OGH 14Os2/03

OGH14Os2/0311.3.2003

Der Oberste Gerichtshof hat am 11. März 2003 durch den Senatspräsidenten des Obersten Gerichtshofes Mag. Strieder als Vorsitzenden sowie durch die Hofräte des Obersten Gerichtshofes Dr. Mayrhofer, Dr. Ratz, Dr. Philipp und Dr. Schroll als weitere Richter, in Gegenwart des Richteramtsanwärters Mag. Zucker als Schriftführer, in der Strafsache gegen Klaudiusz M***** wegen des Verbrechens des versuchten Raubes nach §§ 15, 142 Abs 1 StGB und einer anderen strafbaren Handlung über die Nichtigkeitsbeschwerde und die Berufung des Angeklagten gegen das Urteil des Landesgerichtes für Strafsachen Wien als Schöffengericht vom 30. September 2002, GZ 111 S Hv 43/02k-40, nach öffentlicher Verhandlung in Anwesenheit des Vertreters des Generalprokurators, Generalanwalt Dr. Tiegs, des Angeklagten und seiner Verteidigerin Mag. Held zu Recht erkannt:

 

Spruch:

Die Nichtigkeitsbeschwerde wird verworfen.

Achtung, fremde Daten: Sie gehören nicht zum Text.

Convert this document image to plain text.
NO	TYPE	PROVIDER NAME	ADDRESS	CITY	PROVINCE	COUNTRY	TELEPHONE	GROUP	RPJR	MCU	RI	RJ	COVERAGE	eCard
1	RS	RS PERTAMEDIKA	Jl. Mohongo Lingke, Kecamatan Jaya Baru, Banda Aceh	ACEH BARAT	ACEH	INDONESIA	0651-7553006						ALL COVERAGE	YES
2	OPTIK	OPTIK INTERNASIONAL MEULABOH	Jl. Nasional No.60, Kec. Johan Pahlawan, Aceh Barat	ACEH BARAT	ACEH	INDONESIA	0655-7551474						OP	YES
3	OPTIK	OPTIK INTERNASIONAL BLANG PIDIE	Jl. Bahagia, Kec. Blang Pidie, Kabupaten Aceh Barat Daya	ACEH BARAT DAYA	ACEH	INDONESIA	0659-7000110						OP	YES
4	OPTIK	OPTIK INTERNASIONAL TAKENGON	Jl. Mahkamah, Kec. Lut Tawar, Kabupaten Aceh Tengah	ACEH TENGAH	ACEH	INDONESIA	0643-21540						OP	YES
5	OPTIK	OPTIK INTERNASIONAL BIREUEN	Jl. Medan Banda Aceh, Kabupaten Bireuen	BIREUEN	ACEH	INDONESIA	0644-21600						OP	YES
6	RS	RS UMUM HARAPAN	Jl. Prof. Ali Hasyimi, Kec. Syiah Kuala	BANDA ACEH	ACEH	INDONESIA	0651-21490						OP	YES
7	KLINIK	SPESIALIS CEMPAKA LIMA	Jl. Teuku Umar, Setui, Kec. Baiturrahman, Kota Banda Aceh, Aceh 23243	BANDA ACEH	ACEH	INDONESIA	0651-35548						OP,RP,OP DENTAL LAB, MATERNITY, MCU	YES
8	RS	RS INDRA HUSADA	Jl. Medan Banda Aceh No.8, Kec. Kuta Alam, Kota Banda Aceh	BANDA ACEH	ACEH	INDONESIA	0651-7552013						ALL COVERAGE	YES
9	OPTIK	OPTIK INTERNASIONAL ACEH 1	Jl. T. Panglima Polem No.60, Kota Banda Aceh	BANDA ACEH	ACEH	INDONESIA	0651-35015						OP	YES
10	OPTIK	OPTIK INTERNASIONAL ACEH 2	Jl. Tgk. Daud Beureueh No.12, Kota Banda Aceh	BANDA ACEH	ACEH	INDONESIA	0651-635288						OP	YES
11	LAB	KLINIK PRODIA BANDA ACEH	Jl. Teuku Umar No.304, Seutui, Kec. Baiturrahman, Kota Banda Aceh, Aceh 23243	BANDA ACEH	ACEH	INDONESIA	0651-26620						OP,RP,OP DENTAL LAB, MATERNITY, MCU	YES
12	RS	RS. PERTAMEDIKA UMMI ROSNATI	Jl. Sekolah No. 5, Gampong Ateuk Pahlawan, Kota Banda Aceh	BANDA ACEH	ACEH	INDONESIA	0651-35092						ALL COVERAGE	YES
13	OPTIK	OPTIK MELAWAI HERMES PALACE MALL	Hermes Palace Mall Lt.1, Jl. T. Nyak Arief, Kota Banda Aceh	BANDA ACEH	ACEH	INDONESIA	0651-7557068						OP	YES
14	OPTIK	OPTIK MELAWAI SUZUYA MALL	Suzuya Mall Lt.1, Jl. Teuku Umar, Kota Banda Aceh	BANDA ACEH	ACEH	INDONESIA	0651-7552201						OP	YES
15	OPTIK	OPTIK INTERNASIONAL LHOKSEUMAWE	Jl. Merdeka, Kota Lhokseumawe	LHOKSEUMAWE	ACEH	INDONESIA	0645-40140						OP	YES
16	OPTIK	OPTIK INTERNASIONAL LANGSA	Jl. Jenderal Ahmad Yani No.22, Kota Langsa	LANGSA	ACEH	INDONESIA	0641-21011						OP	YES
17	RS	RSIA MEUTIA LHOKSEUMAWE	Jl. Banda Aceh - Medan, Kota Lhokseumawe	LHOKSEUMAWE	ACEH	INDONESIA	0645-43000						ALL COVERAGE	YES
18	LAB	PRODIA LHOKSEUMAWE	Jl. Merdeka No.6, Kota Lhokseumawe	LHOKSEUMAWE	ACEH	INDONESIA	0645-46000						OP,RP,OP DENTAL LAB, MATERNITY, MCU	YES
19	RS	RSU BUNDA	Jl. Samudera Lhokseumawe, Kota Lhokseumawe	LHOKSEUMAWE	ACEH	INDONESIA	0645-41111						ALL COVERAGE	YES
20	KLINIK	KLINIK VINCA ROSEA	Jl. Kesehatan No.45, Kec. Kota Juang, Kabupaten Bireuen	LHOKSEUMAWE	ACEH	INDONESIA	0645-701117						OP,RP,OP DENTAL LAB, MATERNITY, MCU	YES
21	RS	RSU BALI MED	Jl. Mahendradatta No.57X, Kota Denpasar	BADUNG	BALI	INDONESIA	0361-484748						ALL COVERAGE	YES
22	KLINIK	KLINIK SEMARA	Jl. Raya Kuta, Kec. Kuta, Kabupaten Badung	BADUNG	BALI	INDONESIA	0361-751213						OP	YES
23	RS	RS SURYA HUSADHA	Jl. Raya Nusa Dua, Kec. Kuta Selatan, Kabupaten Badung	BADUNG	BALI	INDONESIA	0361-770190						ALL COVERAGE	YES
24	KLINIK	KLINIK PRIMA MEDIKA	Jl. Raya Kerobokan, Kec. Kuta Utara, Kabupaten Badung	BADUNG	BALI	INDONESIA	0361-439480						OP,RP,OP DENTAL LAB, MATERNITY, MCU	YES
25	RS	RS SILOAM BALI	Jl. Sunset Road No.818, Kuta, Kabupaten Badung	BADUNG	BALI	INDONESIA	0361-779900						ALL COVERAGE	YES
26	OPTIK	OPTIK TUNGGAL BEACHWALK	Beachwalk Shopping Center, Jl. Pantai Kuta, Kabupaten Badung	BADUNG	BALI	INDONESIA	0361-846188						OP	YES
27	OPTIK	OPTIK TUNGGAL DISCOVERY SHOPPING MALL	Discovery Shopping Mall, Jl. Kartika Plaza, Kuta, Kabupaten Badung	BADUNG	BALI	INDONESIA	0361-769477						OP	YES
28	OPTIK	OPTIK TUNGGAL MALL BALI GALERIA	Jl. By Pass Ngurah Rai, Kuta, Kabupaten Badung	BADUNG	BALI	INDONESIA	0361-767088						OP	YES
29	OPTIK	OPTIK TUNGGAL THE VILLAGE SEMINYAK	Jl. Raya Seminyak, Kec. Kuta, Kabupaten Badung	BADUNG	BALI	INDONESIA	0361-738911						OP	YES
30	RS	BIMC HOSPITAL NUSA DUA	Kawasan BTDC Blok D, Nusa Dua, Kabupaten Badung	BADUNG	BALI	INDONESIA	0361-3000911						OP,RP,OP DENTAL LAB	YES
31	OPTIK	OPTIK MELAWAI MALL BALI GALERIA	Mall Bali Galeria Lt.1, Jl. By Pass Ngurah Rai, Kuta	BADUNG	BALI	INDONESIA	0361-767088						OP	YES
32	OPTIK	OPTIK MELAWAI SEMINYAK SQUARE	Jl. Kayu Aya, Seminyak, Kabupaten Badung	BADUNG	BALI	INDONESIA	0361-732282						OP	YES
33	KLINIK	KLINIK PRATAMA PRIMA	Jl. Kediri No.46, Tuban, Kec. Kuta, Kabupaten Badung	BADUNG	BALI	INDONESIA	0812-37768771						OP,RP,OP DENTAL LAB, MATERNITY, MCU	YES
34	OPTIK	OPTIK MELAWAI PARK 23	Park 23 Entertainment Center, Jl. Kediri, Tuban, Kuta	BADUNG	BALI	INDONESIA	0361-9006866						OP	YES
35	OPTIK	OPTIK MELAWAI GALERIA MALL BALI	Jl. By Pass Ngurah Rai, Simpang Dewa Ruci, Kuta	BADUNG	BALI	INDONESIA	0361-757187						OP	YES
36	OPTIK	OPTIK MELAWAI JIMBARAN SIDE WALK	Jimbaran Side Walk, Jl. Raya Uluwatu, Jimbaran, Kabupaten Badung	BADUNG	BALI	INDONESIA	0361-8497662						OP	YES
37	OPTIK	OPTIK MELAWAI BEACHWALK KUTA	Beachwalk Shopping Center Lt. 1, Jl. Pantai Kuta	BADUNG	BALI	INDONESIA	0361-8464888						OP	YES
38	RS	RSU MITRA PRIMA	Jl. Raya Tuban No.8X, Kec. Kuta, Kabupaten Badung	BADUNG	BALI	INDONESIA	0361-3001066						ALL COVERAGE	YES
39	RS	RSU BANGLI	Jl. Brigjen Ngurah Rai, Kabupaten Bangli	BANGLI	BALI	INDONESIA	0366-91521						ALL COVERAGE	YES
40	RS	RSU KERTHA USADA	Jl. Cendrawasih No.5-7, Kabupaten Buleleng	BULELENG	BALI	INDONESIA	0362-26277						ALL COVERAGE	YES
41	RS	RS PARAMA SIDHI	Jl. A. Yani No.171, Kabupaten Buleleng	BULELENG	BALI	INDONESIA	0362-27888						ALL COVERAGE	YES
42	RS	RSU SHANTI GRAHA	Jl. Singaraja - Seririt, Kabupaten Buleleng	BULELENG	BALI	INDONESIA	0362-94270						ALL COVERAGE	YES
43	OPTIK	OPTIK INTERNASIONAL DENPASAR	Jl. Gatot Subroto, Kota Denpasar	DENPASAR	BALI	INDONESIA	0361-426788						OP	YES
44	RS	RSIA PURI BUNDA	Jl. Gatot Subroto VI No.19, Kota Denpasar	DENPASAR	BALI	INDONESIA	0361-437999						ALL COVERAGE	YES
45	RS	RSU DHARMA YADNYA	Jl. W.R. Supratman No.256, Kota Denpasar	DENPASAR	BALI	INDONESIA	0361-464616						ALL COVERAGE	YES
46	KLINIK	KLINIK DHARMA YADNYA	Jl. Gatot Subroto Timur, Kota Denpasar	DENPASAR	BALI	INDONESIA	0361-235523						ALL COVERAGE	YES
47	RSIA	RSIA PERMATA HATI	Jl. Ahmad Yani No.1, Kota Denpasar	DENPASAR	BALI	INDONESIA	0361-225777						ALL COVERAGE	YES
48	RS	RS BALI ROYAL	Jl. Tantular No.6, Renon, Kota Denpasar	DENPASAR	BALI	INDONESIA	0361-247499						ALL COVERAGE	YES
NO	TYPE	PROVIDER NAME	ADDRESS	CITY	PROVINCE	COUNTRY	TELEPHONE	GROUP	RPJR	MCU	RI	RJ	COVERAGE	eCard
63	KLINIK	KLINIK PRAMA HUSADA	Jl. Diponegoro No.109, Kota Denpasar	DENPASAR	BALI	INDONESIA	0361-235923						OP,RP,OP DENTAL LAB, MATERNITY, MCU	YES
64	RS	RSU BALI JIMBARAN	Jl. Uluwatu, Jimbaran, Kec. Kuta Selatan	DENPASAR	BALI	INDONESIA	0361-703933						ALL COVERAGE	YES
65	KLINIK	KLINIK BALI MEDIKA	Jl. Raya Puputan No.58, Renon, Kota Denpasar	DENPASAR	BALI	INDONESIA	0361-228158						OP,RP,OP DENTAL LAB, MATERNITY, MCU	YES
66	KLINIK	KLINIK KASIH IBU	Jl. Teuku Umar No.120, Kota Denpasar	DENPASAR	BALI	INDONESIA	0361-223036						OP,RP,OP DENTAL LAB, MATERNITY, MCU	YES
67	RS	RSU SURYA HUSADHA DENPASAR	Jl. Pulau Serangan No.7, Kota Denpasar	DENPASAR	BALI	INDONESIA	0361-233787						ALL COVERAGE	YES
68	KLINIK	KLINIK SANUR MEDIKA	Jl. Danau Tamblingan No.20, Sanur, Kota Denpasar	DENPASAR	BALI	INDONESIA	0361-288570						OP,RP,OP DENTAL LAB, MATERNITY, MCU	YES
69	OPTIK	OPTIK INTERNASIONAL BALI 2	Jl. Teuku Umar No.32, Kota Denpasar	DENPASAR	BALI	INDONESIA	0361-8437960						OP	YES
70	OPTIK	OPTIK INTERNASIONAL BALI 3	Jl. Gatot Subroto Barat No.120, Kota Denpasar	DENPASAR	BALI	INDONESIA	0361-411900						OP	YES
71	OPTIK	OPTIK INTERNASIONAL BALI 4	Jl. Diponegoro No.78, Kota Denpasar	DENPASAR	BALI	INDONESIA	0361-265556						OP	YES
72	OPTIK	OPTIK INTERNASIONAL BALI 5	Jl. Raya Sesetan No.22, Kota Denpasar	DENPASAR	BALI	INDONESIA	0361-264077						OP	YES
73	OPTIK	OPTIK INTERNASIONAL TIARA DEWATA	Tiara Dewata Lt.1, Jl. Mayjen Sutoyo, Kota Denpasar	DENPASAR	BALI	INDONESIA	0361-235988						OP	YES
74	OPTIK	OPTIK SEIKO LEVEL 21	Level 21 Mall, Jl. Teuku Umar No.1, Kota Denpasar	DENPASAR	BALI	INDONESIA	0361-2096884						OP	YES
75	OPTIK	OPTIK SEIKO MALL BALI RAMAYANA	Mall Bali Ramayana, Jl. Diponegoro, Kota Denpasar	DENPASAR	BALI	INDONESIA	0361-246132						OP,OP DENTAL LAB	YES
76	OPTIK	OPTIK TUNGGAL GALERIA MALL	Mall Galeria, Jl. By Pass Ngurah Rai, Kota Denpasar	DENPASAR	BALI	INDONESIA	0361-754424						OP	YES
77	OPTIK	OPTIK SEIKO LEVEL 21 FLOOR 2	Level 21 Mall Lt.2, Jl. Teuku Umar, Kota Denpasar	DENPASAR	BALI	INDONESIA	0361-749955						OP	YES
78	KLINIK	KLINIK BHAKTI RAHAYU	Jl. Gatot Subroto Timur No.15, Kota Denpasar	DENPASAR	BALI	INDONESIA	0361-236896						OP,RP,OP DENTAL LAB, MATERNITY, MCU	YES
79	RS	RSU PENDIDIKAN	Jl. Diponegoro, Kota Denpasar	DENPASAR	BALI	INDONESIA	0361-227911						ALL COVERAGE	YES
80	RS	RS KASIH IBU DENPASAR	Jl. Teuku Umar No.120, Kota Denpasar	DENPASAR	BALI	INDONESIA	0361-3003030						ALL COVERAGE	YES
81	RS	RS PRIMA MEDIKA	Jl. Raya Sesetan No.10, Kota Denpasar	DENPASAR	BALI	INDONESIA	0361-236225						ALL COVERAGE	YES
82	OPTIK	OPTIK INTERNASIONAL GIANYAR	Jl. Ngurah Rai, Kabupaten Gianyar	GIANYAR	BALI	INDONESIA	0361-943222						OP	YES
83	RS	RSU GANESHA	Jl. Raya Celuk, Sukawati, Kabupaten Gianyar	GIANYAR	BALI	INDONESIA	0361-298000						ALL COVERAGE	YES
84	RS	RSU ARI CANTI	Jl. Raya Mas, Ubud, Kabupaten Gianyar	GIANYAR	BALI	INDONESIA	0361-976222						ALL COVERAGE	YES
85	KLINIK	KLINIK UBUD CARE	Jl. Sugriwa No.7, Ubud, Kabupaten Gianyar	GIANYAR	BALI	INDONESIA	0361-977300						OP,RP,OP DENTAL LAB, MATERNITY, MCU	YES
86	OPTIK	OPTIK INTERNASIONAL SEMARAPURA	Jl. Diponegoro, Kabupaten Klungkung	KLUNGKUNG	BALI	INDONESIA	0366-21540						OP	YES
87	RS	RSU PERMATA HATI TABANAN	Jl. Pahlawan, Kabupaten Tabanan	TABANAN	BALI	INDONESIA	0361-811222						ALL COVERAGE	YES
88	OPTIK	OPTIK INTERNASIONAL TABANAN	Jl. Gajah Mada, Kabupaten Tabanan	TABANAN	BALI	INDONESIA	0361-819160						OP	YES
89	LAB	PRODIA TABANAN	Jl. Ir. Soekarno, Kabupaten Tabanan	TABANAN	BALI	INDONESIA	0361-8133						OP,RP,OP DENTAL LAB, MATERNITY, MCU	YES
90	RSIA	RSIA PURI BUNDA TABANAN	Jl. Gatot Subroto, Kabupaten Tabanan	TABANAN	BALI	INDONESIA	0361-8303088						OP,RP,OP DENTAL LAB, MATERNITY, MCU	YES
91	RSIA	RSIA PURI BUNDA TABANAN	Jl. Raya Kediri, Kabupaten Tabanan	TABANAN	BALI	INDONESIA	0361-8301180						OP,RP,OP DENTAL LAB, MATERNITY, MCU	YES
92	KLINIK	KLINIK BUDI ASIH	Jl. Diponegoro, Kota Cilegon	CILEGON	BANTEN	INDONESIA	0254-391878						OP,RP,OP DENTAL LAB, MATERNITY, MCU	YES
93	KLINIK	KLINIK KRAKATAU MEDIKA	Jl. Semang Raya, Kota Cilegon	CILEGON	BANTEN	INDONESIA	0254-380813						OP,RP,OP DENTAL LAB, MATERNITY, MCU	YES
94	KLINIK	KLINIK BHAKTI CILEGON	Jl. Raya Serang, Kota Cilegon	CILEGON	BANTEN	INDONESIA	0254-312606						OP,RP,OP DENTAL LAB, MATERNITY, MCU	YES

Der Berufung wird nicht Folge gegeben.

Dem Angeklagten fallen auch die Kosten des Rechtsmittelverfahrens zur Last.

Text

Gründe:

Klaudiusz M***** wurde des Verbrechens des versuchten Raubes nach §§ 15, 142 Abs 1 StGB (A.) und des Vergehens der Sachbeschädigung nach § 125 StGB (B.) schuldig erkannt.

Danach hat er in Wien

A. am 13. Jänner 2002 Daniel H***** durch Packen am Oberarm und Versetzen mehrerer Stöße, wodurch dieser zu Sturz kam, demnach mit Gewalt gegen eine Person, eine fremde bewegliche Sache, nämlich dessen Geldbörse mit 20 EUR Bargeld, mit dem Vorsatz wegzunehmen versucht, sich durch deren Zueignung unrechtmäßig zu bereichern, und

B. am 8. November 2001 eine fremde Sache, nämlich einen Blumentopf des Hotels "Amarante" beschädigt, indem er dagegen trat.

Rechtliche Beurteilung

Der dagegen aus § 281 Abs 1 Z 5 und 10 StPO erhobenen Nichtigkeitsbeschwerde des Angeklagten kommt keine Berechtigung zu. Der Mängelrüge (Z 5) zuwider haben sich die Tatrichter mit den Angaben des Zeugen Daniel H***** in der Hauptverhandlung über die akzentfreie hochdeutsche Aussprache des Täters vor der Tat einerseits und der Ausdrucksweise des Angeklagten beim Vorlesen einer Passage in der Hauptverhandlung andererseits (S 453 ff/I) mit ausreichender Begründung auseinandergesetzt, indem sie logisch und empirisch einwandfrei ein bewusstes Verstellen der Aussprache des seit 1986 in Österreich lebenden Beschwerdeführers ebenso für möglich erachteten wie den Umstand, wonach jemandem, "dessen Muttersprache nicht deutsch sei, der diese Sprache erst erlernen müsse, ein Dialekt nicht geläufig sei und er daher nach der Schrift spreche" (US 8). Tatsächlich zielt die Rechtsmittelargumentation im Kern bloß auf eine Anfechtung der richterlichen Beweiswürdigung nach Art einer - im schöffengerichtlichen Verfahren unzulässigen - Schuldberufung. Ebenso fehl geht der Vorwurf einer "aktenwidrigen" Bewertung der Angaben der Zeugin W*****. Denn Aktenwidrigkeit (Z 5 letzter Fall) liegt nur dann vor, wenn das Urteil den eine entscheidende Tatsache betreffenden Inhalt einer Aussage oder Urkunde in seinen wesentlichen Teilen unrichtig oder unvollständig wiedergibt (Ratz WK-StPO § 281 Rz 467, Foregger/Fabrizy StPO8 § 281 Rz 47), nicht aber, wenn - wie im vorliegenden Fall - anhand des (korrekt wiedergegebenen) Inhalts einer Zeugenaussage die Glaubwürdigkeit der vernommenen Person erörtert wird.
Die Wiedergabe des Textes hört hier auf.